Nomad v0.8.1 (46aa11ba851f114f5faa0876839b45fbca0c47f0)
(also 0.8.0)
(worked fine in Nomad v0.7.1 (0b295d399d00199cfab4621566babd25987ba06e))
debian 8
After upgrading to nomad 0.8.0 (and then 0.8.1 as a test) my elixer applications are no longer able to read files that are placed in the allocation directory during the "downloading artifacts" phase of the deployment (i get a "file not found" type of error).
These applications worked just fine under version 0.7.1.
The actual error I get is:
** (Conform.Schema.SchemaError) Schema at /local/org_service/releases/0.0.1/org_service.schema.exs doesn't exist!

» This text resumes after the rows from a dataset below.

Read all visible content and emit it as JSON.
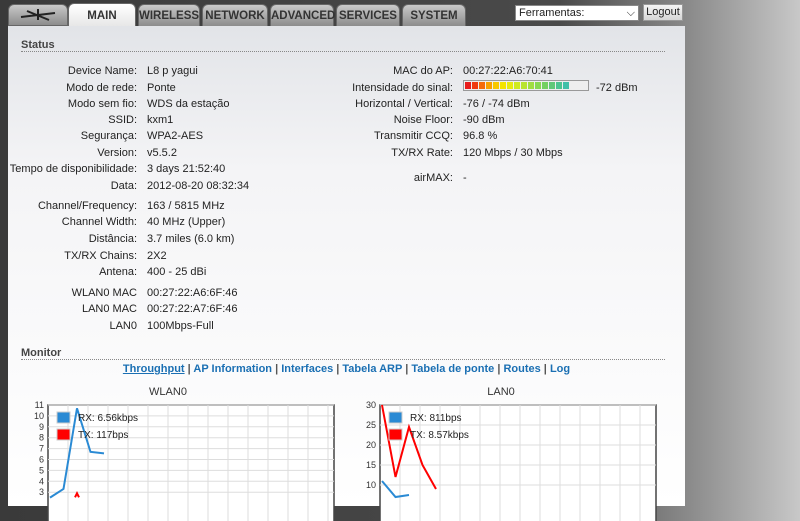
{
  "tabs": [
    {
      "label": "MAIN",
      "active": true
    },
    {
      "label": "WIRELESS"
    },
    {
      "label": "NETWORK"
    },
    {
      "label": "ADVANCED"
    },
    {
      "label": "SERVICES"
    },
    {
      "label": "SYSTEM"
    }
  ],
  "tools_select": "Ferramentas:",
  "logout": "Logout",
  "status": {
    "heading": "Status",
    "left": [
      {
        "label": "Device Name:",
        "value": "L8 p yagui"
      },
      {
        "label": "Modo de rede:",
        "value": "Ponte"
      },
      {
        "label": "Modo sem fio:",
        "value": "WDS da estação"
      },
      {
        "label": "SSID:",
        "value": "kxm1"
      },
      {
        "label": "Segurança:",
        "value": "WPA2-AES"
      },
      {
        "label": "Version:",
        "value": "v5.5.2"
      },
      {
        "label": "Tempo de disponibilidade:",
        "value": "3 days 21:52:40"
      },
      {
        "label": "Data:",
        "value": "2012-08-20 08:32:34"
      },
      {
        "label": "Channel/Frequency:",
        "value": "163 / 5815 MHz"
      },
      {
        "label": "Channel Width:",
        "value": "40 MHz (Upper)"
      },
      {
        "label": "Distância:",
        "value": "3.7 miles (6.0 km)"
      },
      {
        "label": "TX/RX Chains:",
        "value": "2X2"
      },
      {
        "label": "Antena:",
        "value": "400 - 25 dBi"
      },
      {
        "label": "WLAN0 MAC",
        "value": "00:27:22:A6:6F:46"
      },
      {
        "label": "LAN0 MAC",
        "value": "00:27:22:A7:6F:46"
      },
      {
        "label": "LAN0",
        "value": "100Mbps-Full"
      }
    ],
    "right": [
      {
        "label": "MAC do AP:",
        "value": "00:27:22:A6:70:41"
      },
      {
        "label": "Intensidade do sinal:",
        "value": "-72 dBm",
        "bars": 15,
        "bars_total": 17
      },
      {
        "label": "Horizontal / Vertical:",
        "value": "-76 / -74 dBm"
      },
      {
        "label": "Noise Floor:",
        "value": "-90 dBm"
      },
      {
        "label": "Transmitir CCQ:",
        "value": "96.8 %"
      },
      {
        "label": "TX/RX Rate:",
        "value": "120 Mbps / 30 Mbps"
      },
      {
        "label": "airMAX:",
        "value": "-"
      }
    ]
  },
  "monitor": {
    "heading": "Monitor",
    "links": [
      "Throughput",
      "AP Information",
      "Interfaces",
      "Tabela ARP",
      "Tabela de ponte",
      "Routes",
      "Log"
    ]
  },
  "chart_data": [
    {
      "type": "line",
      "title": "WLAN0",
      "ylim": [
        2,
        11
      ],
      "yticks": [
        3,
        4,
        5,
        6,
        7,
        8,
        9,
        10,
        11
      ],
      "series": [
        {
          "name": "RX",
          "legend": "RX: 6.56kbps",
          "color": "#2a8ad4",
          "values": [
            2.5,
            3.3,
            10.7,
            6.7,
            6.56
          ]
        },
        {
          "name": "TX",
          "legend": "TX: 117bps",
          "color": "#ff0000",
          "values": [
            null,
            null,
            2.9
          ]
        }
      ]
    },
    {
      "type": "line",
      "title": "LAN0",
      "ylim": [
        7,
        30
      ],
      "yticks": [
        10,
        15,
        20,
        25,
        30
      ],
      "series": [
        {
          "name": "RX",
          "legend": "RX: 811bps",
          "color": "#2a8ad4",
          "values": [
            11,
            7,
            7.5
          ]
        },
        {
          "name": "TX",
          "legend": "TX: 8.57kbps",
          "color": "#ff0000",
          "values": [
            30,
            12,
            24.5,
            15,
            9
          ]
        }
      ]
    }
  ]
}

(conform) lib/conform/schema.ex:134: Conform.Schema.load!/1
(conform) lib/conform.ex:95: Conform.process/1
(elixir) lib/kernel/cli.ex:105: anonymous fn/3 in Kernel.CLI.exec_fun/2
but the file does exist:
-rw-r--r-- 1 root root 9193 Apr 20 13:15 /local/org_service/releases/0.0.1/org_service.schema.exs
To resolve this I can manually run through and "touch" all the files that the application will need to read. once I do that, the application is able to read the files and start up.
(note that I have also opened a support ticket for this issue - sorry about the duplicate)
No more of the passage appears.